Overview of Why Iran is just the beginning of AI warfare
This ABC News Daily episode (host Sam Hawley) features Toby Walsh, Chief Scientist at the AI Institute, UNSW, discussing how artificial intelligence is already reshaping modern warfare — using recent conflicts (including the Iran strike) as a case study — and why this marks a major strategic and moral inflection point. The conversation covers current battlefield uses of AI, a US government dispute with AI firm Anthropic, the limits of human oversight and explainability, and the urgent need for international guardrails.
Key takeaways
- AI is actively being used in modern conflicts to gather intelligence, prioritise and select targets, plan logistics and speed decision-making — enabling thousands of target decisions in short timeframes.
- These capabilities change the character of war (speed, scale, and risk) and raise serious legal, ethical and moral concerns — especially around handing life-or-death choices to machines.
- Explainability and human oversight are major weaknesses: models can produce ranked targets quickly but struggle to justify or trace the exact evidence behind recommendations.
- There is an ongoing political fight in the US over which AI companies the military can use. Anthropic tried to impose red lines (no large-scale domestic surveillance, no autonomous lethal weapons); the US administration pushed back and moved contracts toward other vendors.
- International agreements/guardrails are possible and historically precedented (chemical, biological, nuclear, cluster munitions, blinding lasers), and are urgently needed to prevent worst-case outcomes (e.g., drone swarms attacking civilians).
- AI-driven platforms change strategic balance: cheaper autonomous systems (drones, uncrewed vessels) let smaller or less wealthy actors project force and defend effectively (example: Ukraine vs Russia, Iran’s drone programs).
Topics discussed
- How AI was reportedly used in the Iran strikes: target identification, prioritisation (over 1,000 targets mentioned for day one), and strike planning.
- Anthropic vs US government controversy: Anthropic’s red lines, its removal from some US military contracts, and the PR/political fallout.
- The limits of AI explainability and the challenge of ensuring meaningful human oversight at the speed AI enables.
- The prospects for international norms and treaties to limit autonomous lethal weapons and domestic surveillance.
- Strategic implications for national defence procurement (move toward uncrewed/autonomous systems) and for countries like Australia.
Examples and evidence cited
- Reported use of AI in:
- Target selection and logistics in the Iran conflict (thousands of targets identified quickly).
- Conflicts such as Gaza and Ukraine — AI tools have shaped planning and operations.
- Alleged use in a Venezuelan operation (reported/claimed).
- Anthropic’s Claude model was used by US military teams; Anthropic attempted to forbid two uses (domestic surveillance and autonomous weapons), triggering a government response and contract shifts toward other vendors (e.g., OpenAI).
Risks and concerns highlighted
- Speed vs oversight: AI can generate massive, fast recommendations leaving little time for considered human judgment.

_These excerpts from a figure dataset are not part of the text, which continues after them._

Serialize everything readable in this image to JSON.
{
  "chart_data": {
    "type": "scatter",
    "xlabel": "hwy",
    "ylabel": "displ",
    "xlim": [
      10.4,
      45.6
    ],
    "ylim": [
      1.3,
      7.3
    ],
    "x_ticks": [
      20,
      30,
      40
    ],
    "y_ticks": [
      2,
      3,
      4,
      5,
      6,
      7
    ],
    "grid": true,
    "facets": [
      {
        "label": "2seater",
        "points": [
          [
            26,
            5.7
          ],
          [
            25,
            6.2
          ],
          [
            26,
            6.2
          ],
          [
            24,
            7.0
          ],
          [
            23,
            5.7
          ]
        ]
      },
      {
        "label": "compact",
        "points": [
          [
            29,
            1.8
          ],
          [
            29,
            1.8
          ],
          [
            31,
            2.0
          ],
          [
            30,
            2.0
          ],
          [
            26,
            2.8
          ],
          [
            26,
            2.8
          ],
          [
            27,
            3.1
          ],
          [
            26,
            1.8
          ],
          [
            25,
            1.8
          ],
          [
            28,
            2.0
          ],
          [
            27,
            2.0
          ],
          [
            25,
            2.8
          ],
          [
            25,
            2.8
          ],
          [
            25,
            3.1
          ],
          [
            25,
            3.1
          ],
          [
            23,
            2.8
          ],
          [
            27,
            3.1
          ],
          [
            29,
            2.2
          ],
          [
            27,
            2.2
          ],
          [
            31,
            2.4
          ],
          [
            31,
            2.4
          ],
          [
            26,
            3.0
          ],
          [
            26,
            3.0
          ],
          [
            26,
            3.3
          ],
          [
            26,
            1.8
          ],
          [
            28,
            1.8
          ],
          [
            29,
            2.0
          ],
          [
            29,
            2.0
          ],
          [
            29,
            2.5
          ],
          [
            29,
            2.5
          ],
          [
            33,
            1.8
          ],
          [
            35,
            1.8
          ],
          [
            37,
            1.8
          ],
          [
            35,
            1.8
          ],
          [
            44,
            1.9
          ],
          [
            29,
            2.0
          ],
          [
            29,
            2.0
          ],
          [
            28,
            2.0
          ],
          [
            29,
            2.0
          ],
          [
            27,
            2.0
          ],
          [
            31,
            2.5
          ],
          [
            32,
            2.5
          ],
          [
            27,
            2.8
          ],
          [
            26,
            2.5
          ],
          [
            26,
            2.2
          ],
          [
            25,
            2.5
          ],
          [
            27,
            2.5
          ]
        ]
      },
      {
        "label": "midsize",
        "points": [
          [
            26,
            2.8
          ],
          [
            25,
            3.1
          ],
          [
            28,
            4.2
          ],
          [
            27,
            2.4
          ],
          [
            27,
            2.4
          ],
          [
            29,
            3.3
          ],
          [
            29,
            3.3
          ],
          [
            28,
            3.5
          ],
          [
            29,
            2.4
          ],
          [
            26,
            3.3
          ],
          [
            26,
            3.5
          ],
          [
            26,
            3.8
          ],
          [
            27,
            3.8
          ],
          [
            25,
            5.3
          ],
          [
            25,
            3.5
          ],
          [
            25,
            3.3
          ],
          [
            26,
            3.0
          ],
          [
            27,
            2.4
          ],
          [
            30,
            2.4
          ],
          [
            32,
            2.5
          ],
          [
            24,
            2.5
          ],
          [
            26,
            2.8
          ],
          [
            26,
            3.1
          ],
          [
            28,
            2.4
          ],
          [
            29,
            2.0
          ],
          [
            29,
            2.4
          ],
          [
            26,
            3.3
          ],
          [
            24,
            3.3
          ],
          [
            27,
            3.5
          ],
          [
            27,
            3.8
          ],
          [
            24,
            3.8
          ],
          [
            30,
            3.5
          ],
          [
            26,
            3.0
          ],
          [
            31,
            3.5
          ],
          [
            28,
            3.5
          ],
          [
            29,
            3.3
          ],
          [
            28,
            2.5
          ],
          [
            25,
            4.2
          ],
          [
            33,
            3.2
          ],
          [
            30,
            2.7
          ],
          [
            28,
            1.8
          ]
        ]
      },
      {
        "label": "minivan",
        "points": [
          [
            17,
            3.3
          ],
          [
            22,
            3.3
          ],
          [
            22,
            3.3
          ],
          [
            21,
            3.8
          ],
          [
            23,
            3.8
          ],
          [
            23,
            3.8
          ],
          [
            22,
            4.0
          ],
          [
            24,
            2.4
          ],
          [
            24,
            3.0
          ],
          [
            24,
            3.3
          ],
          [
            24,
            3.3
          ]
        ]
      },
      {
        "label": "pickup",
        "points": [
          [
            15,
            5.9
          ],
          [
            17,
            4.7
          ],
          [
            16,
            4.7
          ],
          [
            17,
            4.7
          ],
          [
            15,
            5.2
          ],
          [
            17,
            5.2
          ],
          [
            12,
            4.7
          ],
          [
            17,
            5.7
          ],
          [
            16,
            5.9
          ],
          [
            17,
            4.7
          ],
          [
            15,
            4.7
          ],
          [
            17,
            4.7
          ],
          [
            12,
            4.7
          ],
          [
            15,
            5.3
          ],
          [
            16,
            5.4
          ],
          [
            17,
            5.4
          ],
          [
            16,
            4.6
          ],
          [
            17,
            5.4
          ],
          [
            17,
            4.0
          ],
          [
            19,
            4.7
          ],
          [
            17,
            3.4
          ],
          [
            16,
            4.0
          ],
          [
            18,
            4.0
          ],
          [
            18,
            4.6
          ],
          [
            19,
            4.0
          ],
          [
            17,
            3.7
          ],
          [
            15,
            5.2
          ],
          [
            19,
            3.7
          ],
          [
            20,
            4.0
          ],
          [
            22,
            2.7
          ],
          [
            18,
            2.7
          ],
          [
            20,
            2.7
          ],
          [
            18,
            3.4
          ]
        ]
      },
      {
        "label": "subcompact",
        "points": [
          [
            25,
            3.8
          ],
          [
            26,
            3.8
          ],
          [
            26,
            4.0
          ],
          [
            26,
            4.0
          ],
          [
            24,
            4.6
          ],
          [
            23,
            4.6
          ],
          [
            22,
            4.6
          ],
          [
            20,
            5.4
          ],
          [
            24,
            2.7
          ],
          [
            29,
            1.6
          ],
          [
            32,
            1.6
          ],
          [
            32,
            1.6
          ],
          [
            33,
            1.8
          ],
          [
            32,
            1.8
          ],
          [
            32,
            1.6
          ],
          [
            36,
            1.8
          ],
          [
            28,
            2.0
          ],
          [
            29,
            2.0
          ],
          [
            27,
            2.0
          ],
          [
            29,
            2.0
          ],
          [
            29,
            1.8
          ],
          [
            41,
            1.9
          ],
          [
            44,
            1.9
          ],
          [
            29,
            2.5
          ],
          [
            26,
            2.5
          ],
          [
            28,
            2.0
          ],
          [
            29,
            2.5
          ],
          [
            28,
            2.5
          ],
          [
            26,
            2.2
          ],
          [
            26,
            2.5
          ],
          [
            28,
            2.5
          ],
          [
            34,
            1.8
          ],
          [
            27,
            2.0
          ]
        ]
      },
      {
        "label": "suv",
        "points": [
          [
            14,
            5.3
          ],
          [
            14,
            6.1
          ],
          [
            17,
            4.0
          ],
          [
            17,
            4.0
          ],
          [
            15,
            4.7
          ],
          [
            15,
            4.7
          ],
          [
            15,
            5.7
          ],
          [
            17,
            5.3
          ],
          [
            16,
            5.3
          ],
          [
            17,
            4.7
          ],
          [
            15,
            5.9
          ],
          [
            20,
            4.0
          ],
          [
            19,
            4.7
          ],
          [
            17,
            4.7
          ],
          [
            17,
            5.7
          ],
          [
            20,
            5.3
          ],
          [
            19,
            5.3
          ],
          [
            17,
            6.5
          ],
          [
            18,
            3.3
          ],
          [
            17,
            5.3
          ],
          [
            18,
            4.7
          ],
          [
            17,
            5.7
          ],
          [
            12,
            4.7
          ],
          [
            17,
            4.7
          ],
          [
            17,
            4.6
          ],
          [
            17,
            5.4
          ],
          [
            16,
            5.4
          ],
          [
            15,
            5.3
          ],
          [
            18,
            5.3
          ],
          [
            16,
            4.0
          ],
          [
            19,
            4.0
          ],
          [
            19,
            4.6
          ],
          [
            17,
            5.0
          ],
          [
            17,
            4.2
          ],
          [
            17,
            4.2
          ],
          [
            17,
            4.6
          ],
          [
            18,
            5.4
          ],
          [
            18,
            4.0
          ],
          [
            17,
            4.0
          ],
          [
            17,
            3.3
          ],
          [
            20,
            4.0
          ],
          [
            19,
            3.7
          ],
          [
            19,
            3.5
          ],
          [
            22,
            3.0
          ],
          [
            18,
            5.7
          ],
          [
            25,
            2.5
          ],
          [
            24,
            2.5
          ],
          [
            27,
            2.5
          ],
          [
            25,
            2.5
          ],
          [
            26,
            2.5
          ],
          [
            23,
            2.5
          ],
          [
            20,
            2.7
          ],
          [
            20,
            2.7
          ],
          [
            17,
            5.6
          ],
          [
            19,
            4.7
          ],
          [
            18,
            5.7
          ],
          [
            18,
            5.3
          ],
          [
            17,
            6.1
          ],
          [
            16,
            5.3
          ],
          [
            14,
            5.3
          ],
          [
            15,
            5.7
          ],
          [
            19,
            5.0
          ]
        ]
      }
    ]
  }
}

- Explainability: current models are poor at explaining why they recommended a specific target or action, complicating accountability and legal compliance.

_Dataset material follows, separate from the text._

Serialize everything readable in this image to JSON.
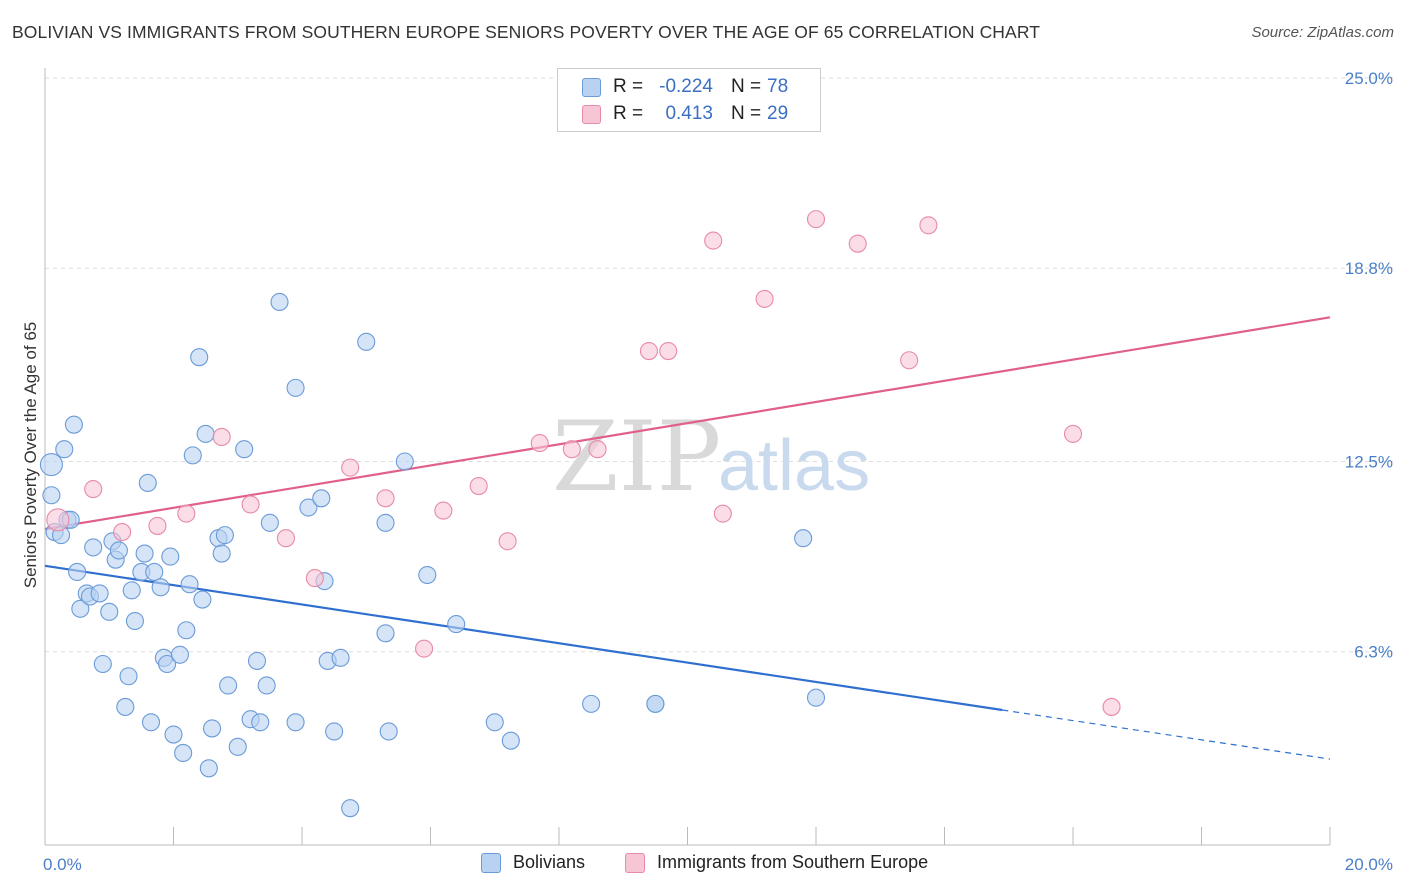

- Ethical and legal issues: delegating lethal decisions to machines challenges international humanitarian law and moral norms.
- Proliferation: non-state actors and smaller states can obtain powerful AI-enabled attack capabilities (easier to deploy swarms and autonomous platforms).

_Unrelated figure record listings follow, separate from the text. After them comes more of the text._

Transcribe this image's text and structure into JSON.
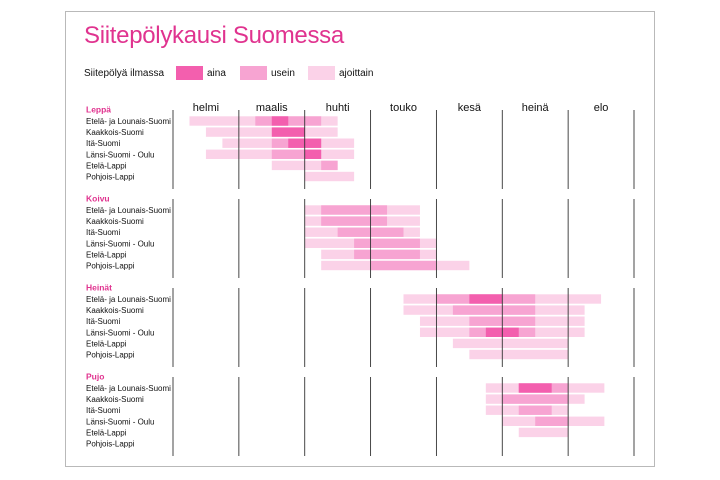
{
  "colors": {
    "title": "#e0338f",
    "group_title": "#e0338f",
    "aina": "#f35fae",
    "usein": "#f7a4d2",
    "ajoittain": "#fbd2e8",
    "grid": "#333333",
    "border": "#b9b9b9"
  },
  "chart_data": {
    "type": "bar",
    "title": "Siitepölykausi Suomessa",
    "legend": {
      "title": "Siitepölyä ilmassa",
      "placement": "top-left",
      "items": [
        {
          "key": "aina",
          "label": "aina"
        },
        {
          "key": "usein",
          "label": "usein"
        },
        {
          "key": "ajoittain",
          "label": "ajoittain"
        }
      ]
    },
    "months": [
      "helmi",
      "maalis",
      "huhti",
      "touko",
      "kesä",
      "heinä",
      "elo"
    ],
    "x_range_months": [
      1.5,
      8.5
    ],
    "groups": [
      {
        "name": "Leppä",
        "rows": [
          {
            "region": "Etelä- ja Lounais-Suomi",
            "ajoittain": [
              1.75,
              4.0
            ],
            "usein": [
              2.75,
              3.75
            ],
            "aina": [
              3.0,
              3.25
            ]
          },
          {
            "region": "Kaakkois-Suomi",
            "ajoittain": [
              2.0,
              4.0
            ],
            "usein": null,
            "aina": [
              3.0,
              3.5
            ]
          },
          {
            "region": "Itä-Suomi",
            "ajoittain": [
              2.25,
              4.25
            ],
            "usein": [
              3.0,
              3.75
            ],
            "aina": [
              3.25,
              3.75
            ]
          },
          {
            "region": "Länsi-Suomi - Oulu",
            "ajoittain": [
              2.0,
              4.25
            ],
            "usein": [
              3.0,
              3.75
            ],
            "aina": [
              3.5,
              3.75
            ]
          },
          {
            "region": "Etelä-Lappi",
            "ajoittain": [
              3.0,
              4.0
            ],
            "usein": [
              3.75,
              4.0
            ],
            "aina": null
          },
          {
            "region": "Pohjois-Lappi",
            "ajoittain": [
              3.5,
              4.25
            ],
            "usein": null,
            "aina": null
          }
        ]
      },
      {
        "name": "Koivu",
        "rows": [
          {
            "region": "Etelä- ja Lounais-Suomi",
            "ajoittain": [
              3.5,
              5.25
            ],
            "usein": [
              3.75,
              4.75
            ],
            "aina": null
          },
          {
            "region": "Kaakkois-Suomi",
            "ajoittain": [
              3.5,
              5.25
            ],
            "usein": [
              3.75,
              4.75
            ],
            "aina": null
          },
          {
            "region": "Itä-Suomi",
            "ajoittain": [
              3.5,
              5.25
            ],
            "usein": [
              4.0,
              5.0
            ],
            "aina": null
          },
          {
            "region": "Länsi-Suomi - Oulu",
            "ajoittain": [
              3.5,
              5.5
            ],
            "usein": [
              4.25,
              5.25
            ],
            "aina": null
          },
          {
            "region": "Etelä-Lappi",
            "ajoittain": [
              3.75,
              5.5
            ],
            "usein": [
              4.25,
              5.25
            ],
            "aina": null
          },
          {
            "region": "Pohjois-Lappi",
            "ajoittain": [
              3.75,
              6.0
            ],
            "usein": [
              4.5,
              5.5
            ],
            "aina": null
          }
        ]
      },
      {
        "name": "Heinät",
        "rows": [
          {
            "region": "Etelä- ja Lounais-Suomi",
            "ajoittain": [
              5.0,
              8.0
            ],
            "usein": [
              5.5,
              7.0
            ],
            "aina": [
              6.0,
              6.5
            ]
          },
          {
            "region": "Kaakkois-Suomi",
            "ajoittain": [
              5.0,
              7.75
            ],
            "usein": [
              5.75,
              7.0
            ],
            "aina": null
          },
          {
            "region": "Itä-Suomi",
            "ajoittain": [
              5.25,
              7.75
            ],
            "usein": [
              6.0,
              7.0
            ],
            "aina": null
          },
          {
            "region": "Länsi-Suomi - Oulu",
            "ajoittain": [
              5.25,
              7.75
            ],
            "usein": [
              6.0,
              7.0
            ],
            "aina": [
              6.25,
              6.75
            ]
          },
          {
            "region": "Etelä-Lappi",
            "ajoittain": [
              5.75,
              7.5
            ],
            "usein": null,
            "aina": null
          },
          {
            "region": "Pohjois-Lappi",
            "ajoittain": [
              6.0,
              7.5
            ],
            "usein": null,
            "aina": null
          }
        ]
      },
      {
        "name": "Pujo",
        "rows": [
          {
            "region": "Etelä- ja Lounais-Suomi",
            "ajoittain": [
              6.25,
              8.05
            ],
            "usein": [
              6.75,
              7.5
            ],
            "aina": [
              6.75,
              7.25
            ]
          },
          {
            "region": "Kaakkois-Suomi",
            "ajoittain": [
              6.25,
              7.75
            ],
            "usein": [
              6.5,
              7.5
            ],
            "aina": null
          },
          {
            "region": "Itä-Suomi",
            "ajoittain": [
              6.25,
              7.5
            ],
            "usein": [
              6.75,
              7.25
            ],
            "aina": null
          },
          {
            "region": "Länsi-Suomi - Oulu",
            "ajoittain": [
              6.5,
              8.05
            ],
            "usein": [
              7.0,
              7.5
            ],
            "aina": null
          },
          {
            "region": "Etelä-Lappi",
            "ajoittain": [
              6.75,
              7.5
            ],
            "usein": null,
            "aina": null
          },
          {
            "region": "Pohjois-Lappi",
            "ajoittain": null,
            "usein": null,
            "aina": null
          }
        ]
      }
    ]
  }
}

- Erosion of norms: adversarial regimes that disregard international law increase the danger of misuse.
Policy recommendations and actions suggested
- Negotiate international guardrails that limit the worst uses of AI in warfare (especially autonomous lethal weapons and mass surveillance).
- Insist on meaningful human control / human-in-the-loop for lethal decisions.
- Improve transparency, auditability and explainability requirements for military AI systems.
- Update procurement strategy to prioritise defence against autonomous threats and invest in uncrewed/AI-capable platforms where appropriate.
- Use public conscience and diplomacy (as with past bans on chemical/biological weapons) to generate political will for limits.
Notable quotes and framing
- Toby Walsh: AI is likely “one of the most radical shifts” in warfare — described as potentially the “third revolution in warfare” (after gunpowder and nuclear weapons).
- Historical analogy: public outrage drove limits on chemical weapons after WWI — a similar public/diplomatic response could constrain AI weaponisation.
- Strategic point: affordable, autonomous platforms lower the barrier to projecting force, changing the global balance of power.
Production details
- Guest: Toby Walsh, Chief Scientist, AI Institute, University of New South Wales.
- Host: Sam Hawley (ABC News Daily).
- Produced by Sydney Pead; audio production by Anna John; supervising producer David Cody.
- Series: ABC News Daily (Not Stupid segment referenced at the start).
Summary produced to help readers grasp the episode’s core arguments without listening to the full audio.